Governance dell’AI: ridurre il rischio con la giusta strategia

Con l'intelligenza artificiale che passa dai progetti pilota alla produzione, le aziende devono stabilire grazie alla governance dell’AI strategie di supervisione interdipartimentale incentrate sulla qualità dei dati, la conformità, l'etica e altro ancora.

Governance dell’AI

La governance dell’IA tocca molte aree funzionali all’interno dell’azienda: privacy dei dati, bias degli algoritmi, conformità, etica e molto altro. Di conseguenza, affrontare la governance dell’uso delle tecnologie di intelligenza artificiale richiede un’azione a molti livelli. “Non inizia a livello IT o di progetto” afferma Kamlesh Mhashilkar, responsabile della pratica di analytics e dati presso Tata Consultancy Services. “La governance dell’AI avviene anche a livello di governo, a livello di consiglio di amministrazione ea livello di CSO”.

Nell’assistenza sanitaria, ad esempio, i modelli di intelligenza artificiale devono superare controlli e ispezioni rigorosi.

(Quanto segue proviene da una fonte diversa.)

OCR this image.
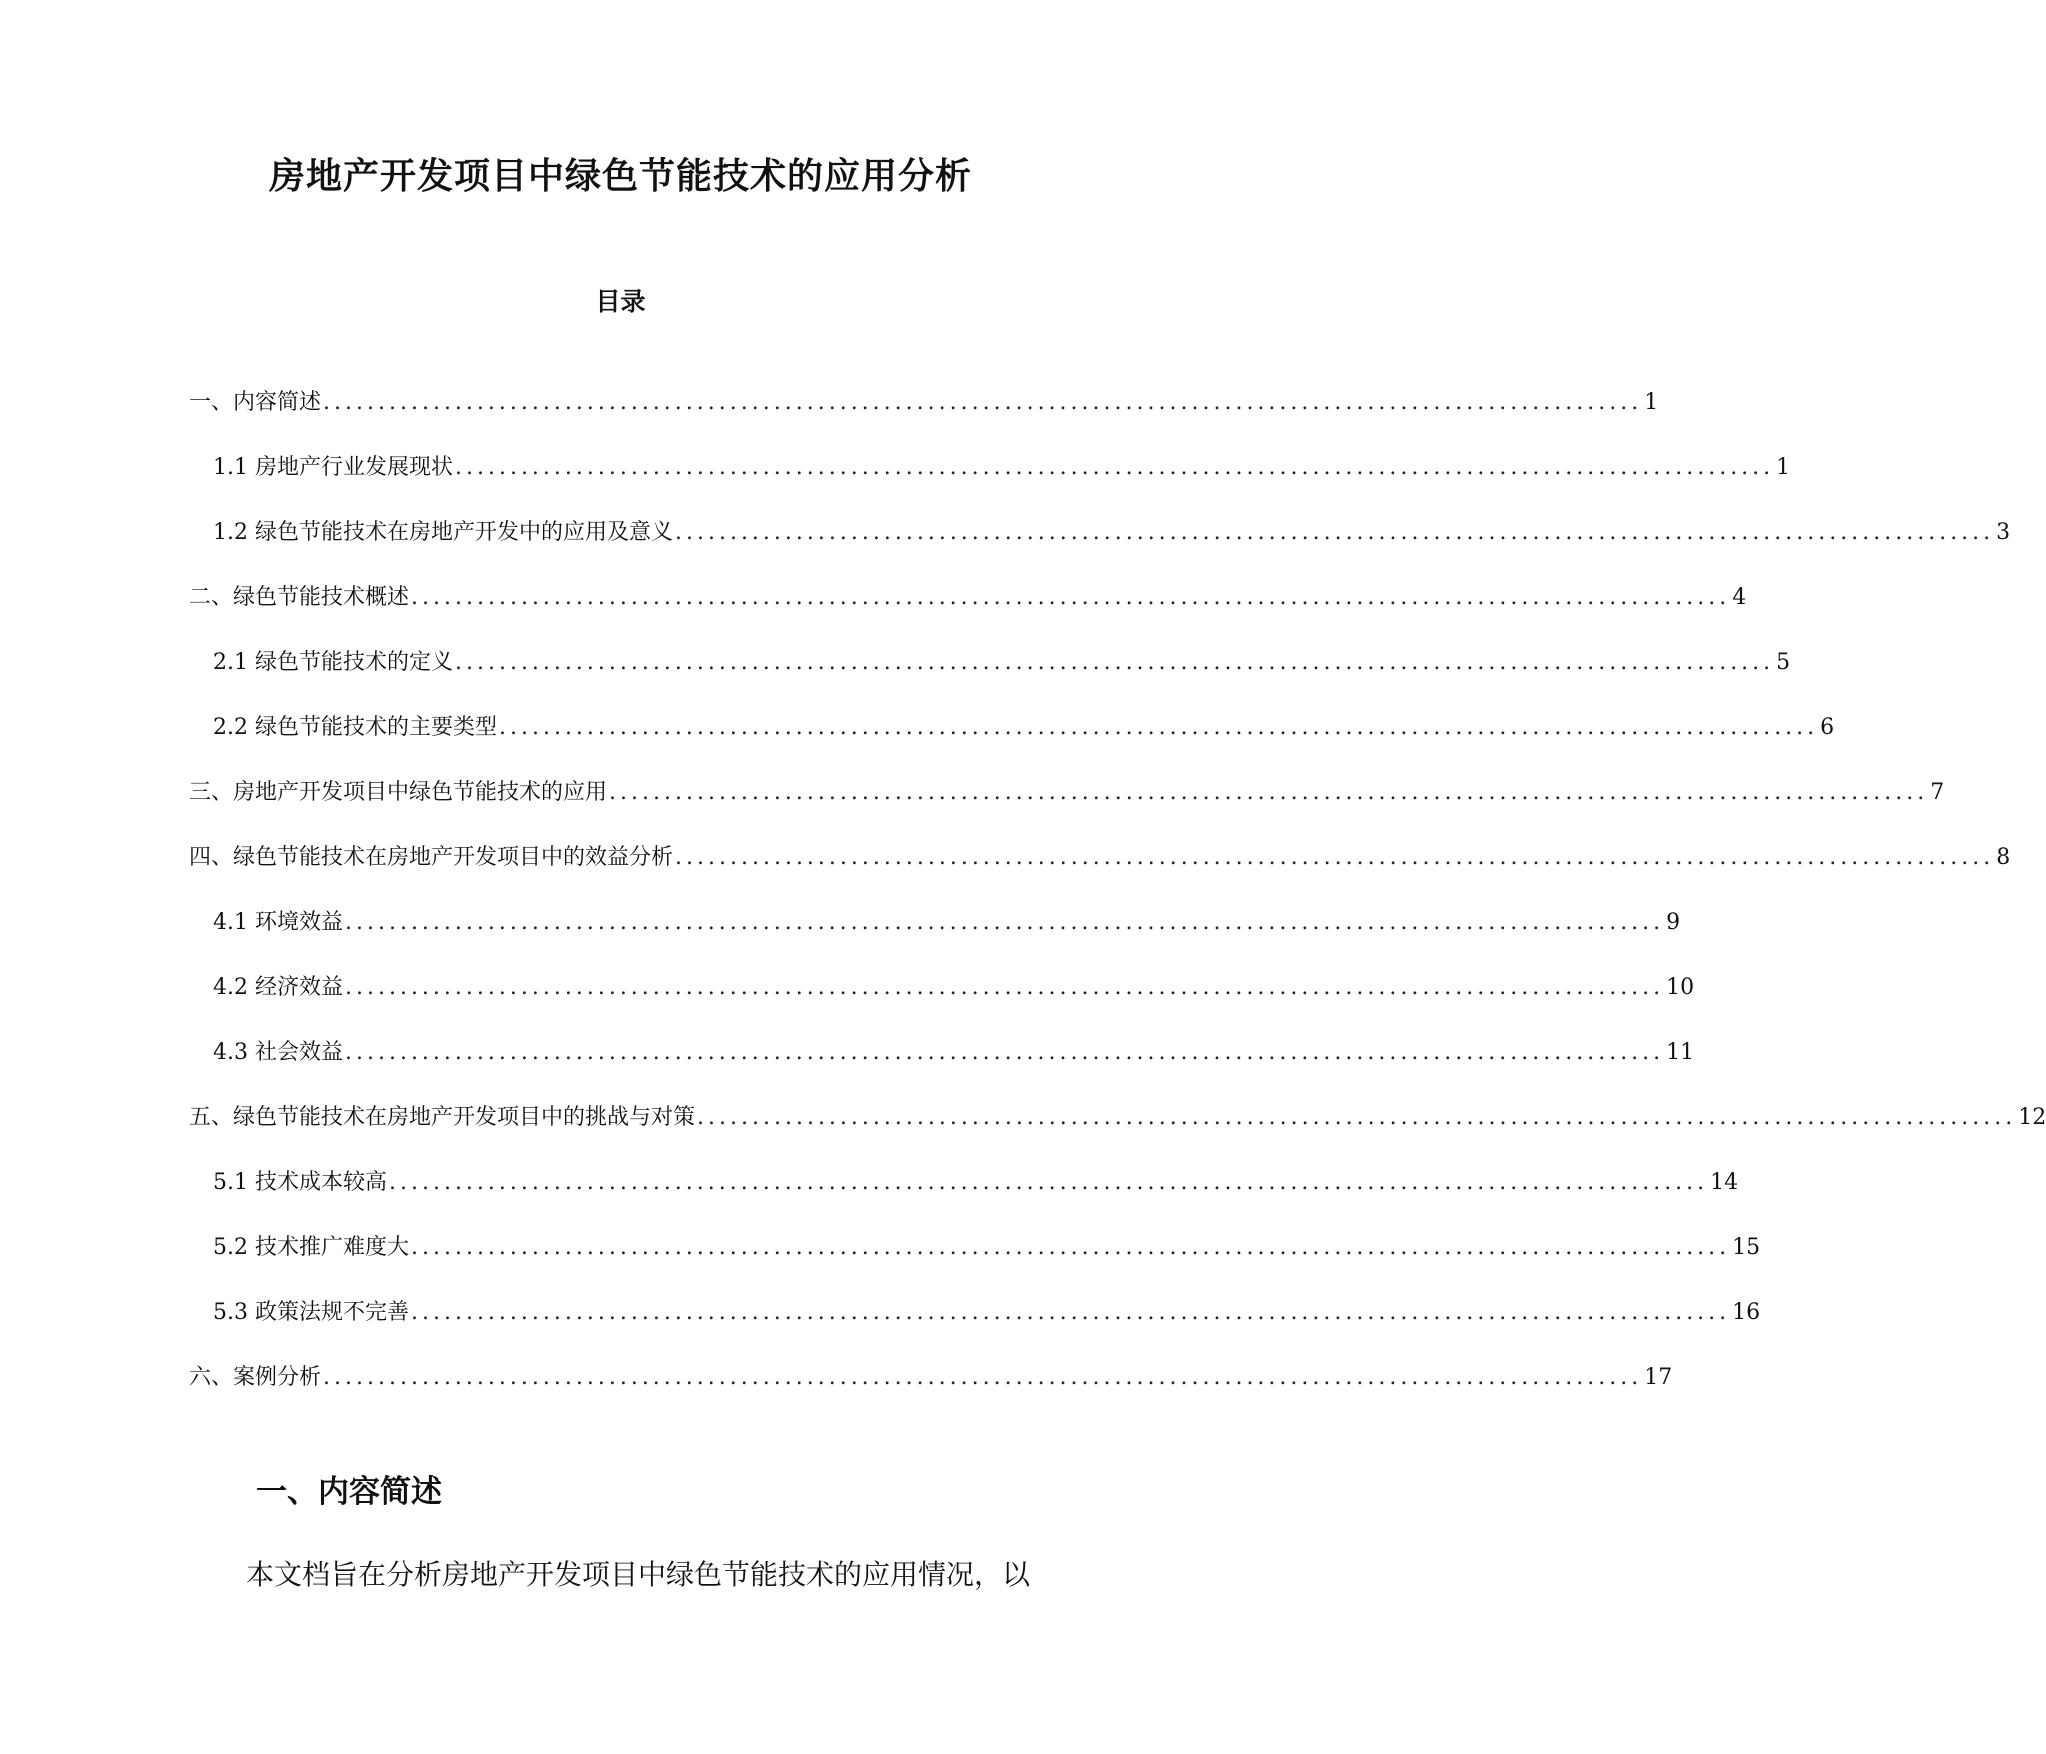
房地产开发项目中绿色节能技术的应用分析
目录
一、内容简述 ........................................................................................................................ 1
1.1 房地产行业发展现状 ........................................................................................................................ 1
1.2 绿色节能技术在房地产开发中的应用及意义 ........................................................................................................................ 3
二、绿色节能技术概述 ........................................................................................................................ 4
2.1 绿色节能技术的定义 ........................................................................................................................ 5
2.2 绿色节能技术的主要类型 ........................................................................................................................ 6
三、房地产开发项目中绿色节能技术的应用 ........................................................................................................................ 7
四、绿色节能技术在房地产开发项目中的效益分析 ........................................................................................................................ 8
4.1 环境效益 ........................................................................................................................ 9
4.2 经济效益 ........................................................................................................................ 10
4.3 社会效益 ........................................................................................................................ 11
五、绿色节能技术在房地产开发项目中的挑战与对策 ........................................................................................................................ 12
5.1 技术成本较高 ........................................................................................................................ 14
5.2 技术推广难度大 ........................................................................................................................ 15
5.3 政策法规不完善 ........................................................................................................................ 16
六、案例分析 ........................................................................................................................ 17
一、内容简述
本文档旨在分析房地产开发项目中绿色节能技术的应用情况，以
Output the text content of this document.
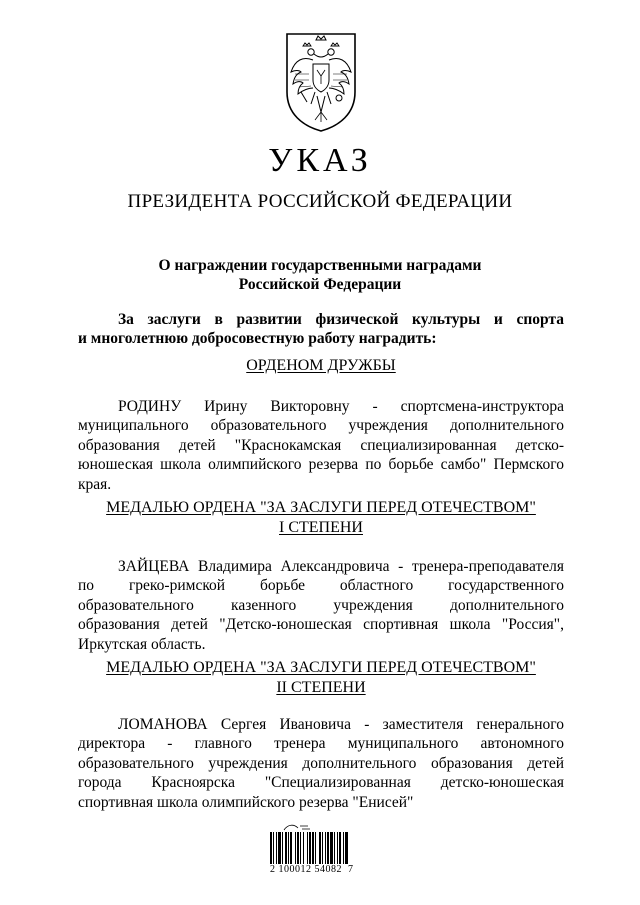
УКАЗ
ПРЕЗИДЕНТА РОССИЙСКОЙ ФЕДЕРАЦИИ
О награждении государственными наградами
Российской Федерации
За заслуги в развитии физической культуры и спорта
и многолетнюю добросовестную работу наградить:
ОРДЕНОМ ДРУЖБЫ
РОДИНУ Ирину Викторовну - спортсмена-инструктора
муниципального образовательного учреждения дополнительного
образования детей "Краснокамская специализированная детско-
юношеская школа олимпийского резерва по борьбе самбо" Пермского
края.
МЕДАЛЬЮ ОРДЕНА "ЗА ЗАСЛУГИ ПЕРЕД ОТЕЧЕСТВОМ"
I СТЕПЕНИ
ЗАЙЦЕВА Владимира Александровича - тренера-преподавателя
по греко-римской борьбе областного государственного
образовательного казенного учреждения дополнительного
образования детей "Детско-юношеская спортивная школа "Россия",
Иркутская область.
МЕДАЛЬЮ ОРДЕНА "ЗА ЗАСЛУГИ ПЕРЕД ОТЕЧЕСТВОМ"
II СТЕПЕНИ
ЛОМАНОВА Сергея Ивановича - заместителя генерального
директора - главного тренера муниципального автономного
образовательного учреждения дополнительного образования детей
города Красноярска "Специализированная детско-юношеская
спортивная школа олимпийского резерва "Енисей"
2 100012 54082  7
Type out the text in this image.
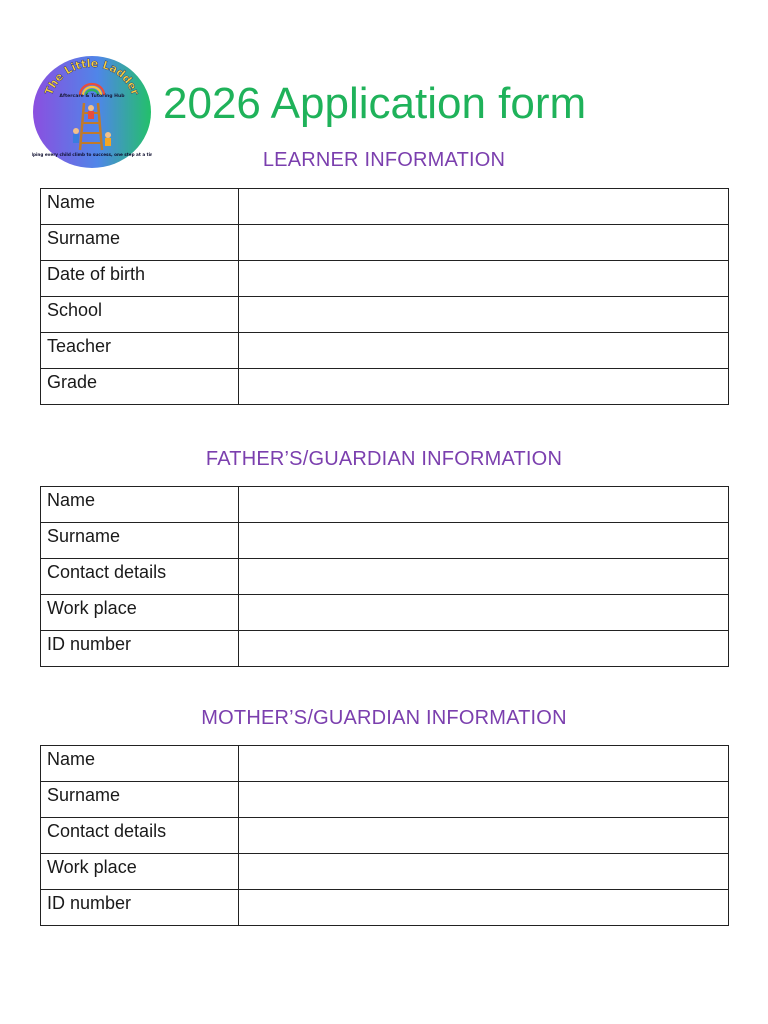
The Little Ladder
Aftercare & Tutoring Hub
ping every child climb to success, one step at a ti
2026 Application form
LEARNER INFORMATION
Name	
Surname	
Date of birth	
School	
Teacher	
Grade	
FATHER’S/GUARDIAN INFORMATION
Name	
Surname	
Contact details	
Work place	
ID number	
MOTHER’S/GUARDIAN INFORMATION
Name	
Surname	
Contact details	
Work place	
ID number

Anche molti altri settori hanno normative applicabili. “E a livello di board, si tratta di comportamenti economici”, dice Mhashilkar. “Che tipo di rischi corri quando introduci l’intelligenza artificiale?”

Per quanto riguarda la C-suite, le agende dell’AI sono guidate da uno scopo. Ad esempio, il CFO sarà in sintonia con il valore e la redditività degli stakeholder. Anche i CIO e i Chief Data Officer sono stakeholder chiave, così come i responsabili del marketing e della conformità. E questo per non parlare di clienti e fornitori.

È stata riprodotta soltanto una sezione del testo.